Archive for April 17th, 2020

Bonus bonus.

Friday, April 17th, 2020

I don’t want to make this part of the main video feed: I figure everyone who’s interested watches the “Forgotten Weapons” feed anyway.

But I did want to throw in a bonus link to this, since:

  • Carlos Hathcock was in the previous post.
  • As many people know, I’m a big fan of the Winchester Model 70.

“What you gonna do when you get out of jail?…” part 18

Friday, April 17th, 2020

This one goes out to all the high explosives fans out there.

“Demolition: Electric Priming”, an Army training film from the 1950s giving you everything you need to know to prime and detonate explosives with electric blasting caps.

Bonus video #1: This is a little long, but I know there are several people who are going to want to watch this: a 1993 interview with Carlos Hathcock, Marine sniper.
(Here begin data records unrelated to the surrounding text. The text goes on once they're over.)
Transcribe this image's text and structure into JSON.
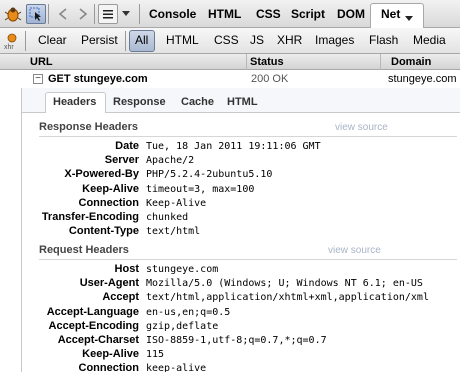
{
  "toolbar": {
    "tabs": [
      "Console",
      "HTML",
      "CSS",
      "Script",
      "DOM",
      "Net"
    ],
    "active_tab": "Net"
  },
  "filter_bar": {
    "clear": "Clear",
    "persist": "Persist",
    "filters": [
      "All",
      "HTML",
      "CSS",
      "JS",
      "XHR",
      "Images",
      "Flash",
      "Media"
    ],
    "active_filter": "All"
  },
  "columns": {
    "url": "URL",
    "status": "Status",
    "domain": "Domain"
  },
  "request": {
    "toggle": "−",
    "label": "GET stungeye.com",
    "status": "200 OK",
    "domain": "stungeye.com"
  },
  "subtabs": [
    "Headers",
    "Response",
    "Cache",
    "HTML"
  ],
  "active_subtab": "Headers",
  "response_headers": {
    "title": "Response Headers",
    "view_source": "view source",
    "rows": [
      {
        "name": "Date",
        "value": "Tue, 18 Jan 2011 19:11:06 GMT"
      },
      {
        "name": "Server",
        "value": "Apache/2"
      },
      {
        "name": "X-Powered-By",
        "value": "PHP/5.2.4-2ubuntu5.10"
      },
      {
        "name": "Keep-Alive",
        "value": "timeout=3, max=100"
      },
      {
        "name": "Connection",
        "value": "Keep-Alive"
      },
      {
        "name": "Transfer-Encoding",
        "value": "chunked"
      },
      {
        "name": "Content-Type",
        "value": "text/html"
      }
    ]
  },
  "request_headers": {
    "title": "Request Headers",
    "view_source": "view source",
    "rows": [
      {
        "name": "Host",
        "value": "stungeye.com"
      },
      {
        "name": "User-Agent",
        "value": "Mozilla/5.0 (Windows; U; Windows NT 6.1; en-US"
      },
      {
        "name": "Accept",
        "value": "text/html,application/xhtml+xml,application/xml"
      },
      {
        "name": "Accept-Language",
        "value": "en-us,en;q=0.5"
      },
      {
        "name": "Accept-Encoding",
        "value": "gzip,deflate"
      },
      {
        "name": "Accept-Charset",
        "value": "ISO-8859-1,utf-8;q=0.7,*;q=0.7"
      },
      {
        "name": "Keep-Alive",
        "value": "115"
      },
      {
        "name": "Connection",
        "value": "keep-alive"
      }
    ]
  },
  "icons": {
    "firebug": "firebug-icon",
    "inspect": "inspect-icon",
    "back": "back-icon",
    "forward": "forward-icon",
    "menu": "menu-icon",
    "dropdown": "chevron-down-icon",
    "xhr_badge": "xhr"
  },
  "colors": {
    "accent_blue": "#3c6ec8",
    "view_source": "#a8b4c8",
    "status_text": "#555555"
  }
}
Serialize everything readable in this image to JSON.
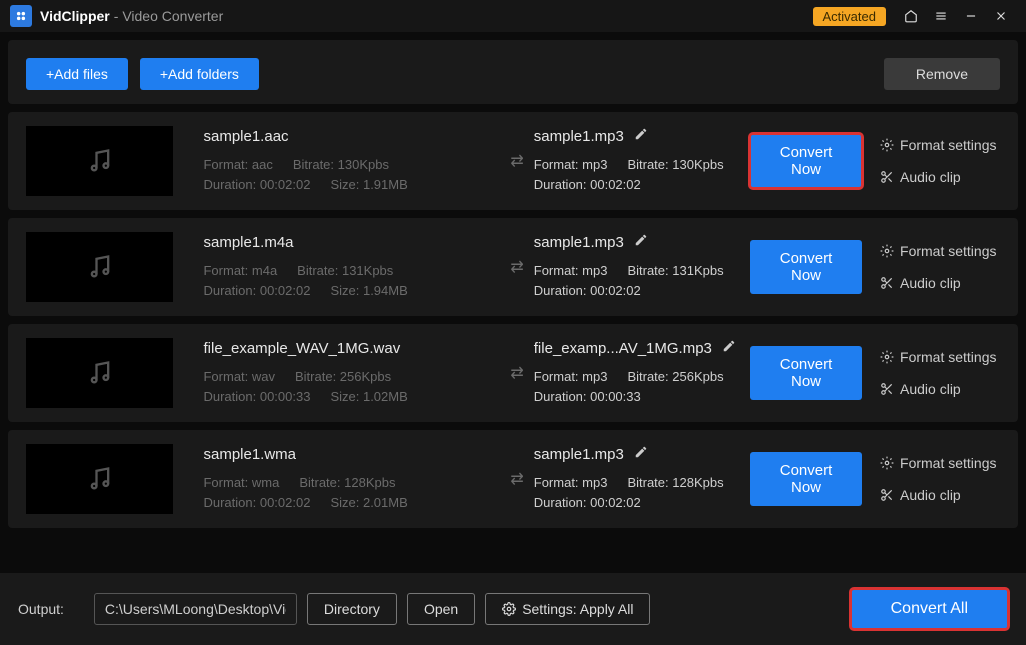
{
  "titlebar": {
    "app_name": "VidClipper",
    "app_sub": " - Video Converter",
    "badge": "Activated"
  },
  "toolbar": {
    "add_files": "+Add files",
    "add_folders": "+Add folders",
    "remove": "Remove"
  },
  "labels": {
    "format_settings": "Format settings",
    "audio_clip": "Audio clip",
    "convert_now": "Convert Now"
  },
  "items": [
    {
      "src_name": "sample1.aac",
      "src_format": "Format: aac",
      "src_bitrate": "Bitrate: 130Kpbs",
      "src_duration": "Duration: 00:02:02",
      "src_size": "Size: 1.91MB",
      "dst_name": "sample1.mp3",
      "dst_format": "Format: mp3",
      "dst_bitrate": "Bitrate: 130Kpbs",
      "dst_duration": "Duration: 00:02:02",
      "highlight": true
    },
    {
      "src_name": "sample1.m4a",
      "src_format": "Format: m4a",
      "src_bitrate": "Bitrate: 131Kpbs",
      "src_duration": "Duration: 00:02:02",
      "src_size": "Size: 1.94MB",
      "dst_name": "sample1.mp3",
      "dst_format": "Format: mp3",
      "dst_bitrate": "Bitrate: 131Kpbs",
      "dst_duration": "Duration: 00:02:02",
      "highlight": false
    },
    {
      "src_name": "file_example_WAV_1MG.wav",
      "src_format": "Format: wav",
      "src_bitrate": "Bitrate: 256Kpbs",
      "src_duration": "Duration: 00:00:33",
      "src_size": "Size: 1.02MB",
      "dst_name": "file_examp...AV_1MG.mp3",
      "dst_format": "Format: mp3",
      "dst_bitrate": "Bitrate: 256Kpbs",
      "dst_duration": "Duration: 00:00:33",
      "highlight": false
    },
    {
      "src_name": "sample1.wma",
      "src_format": "Format: wma",
      "src_bitrate": "Bitrate: 128Kpbs",
      "src_duration": "Duration: 00:02:02",
      "src_size": "Size: 2.01MB",
      "dst_name": "sample1.mp3",
      "dst_format": "Format: mp3",
      "dst_bitrate": "Bitrate: 128Kpbs",
      "dst_duration": "Duration: 00:02:02",
      "highlight": false
    }
  ],
  "footer": {
    "output_label": "Output:",
    "output_path": "C:\\Users\\MLoong\\Desktop\\VidClipper",
    "directory": "Directory",
    "open": "Open",
    "settings": "Settings: Apply All",
    "convert_all": "Convert All"
  }
}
Bonus video #2: for this one, I’m going to send you over to Lawrence. He’s put up a pilot for an unsold 1959 “Nero Wolfe” TV series…with William Shatner as Archie Goodwin. To which I can only say: ain’t that a kick in the head?

Obit watch: April 17, 2020.

Friday, April 17th, 2020

NYT obit for Brian Dennehy.

Brawny and gregarious, Mr. Dennehy was often called on to play an Everyman or an authority figure: athletes, sheriffs, bartenders, salesmen and fathers. He was in scores of movies — “First Blood” (1982), “Gorky Park” (1983), “F/X” (1986) and “Presumed Innocent” (1990) were among them — as well as an assortment of television series. But his first love was always the stage.
“He was a towering, fearless actor taking on the greatest dramatic roles of the 20th century,” Robert Falls, artistic director of the Goodman Theater in Chicago, where Mr. Dennehy did some of his finest work, said in a phone interview. “They were mountains that had to be climbed, and he had no problem throwing himself into climbing them.”

We watched “First Blood” recently. Yeah, yeah, Stallone is good. But so is Dennehy: he’s really convincing as the sheriff who isn’t necessarily cruel, but just simply out of his depth and doesn’t understand what he’s dealing with until it is too late. I think it was Lawrence who made the point that “First Blood” is really a story about managerial incompetence.

He was pretty good in “F/X” as well: I still say that’s a really underappreciated thriller.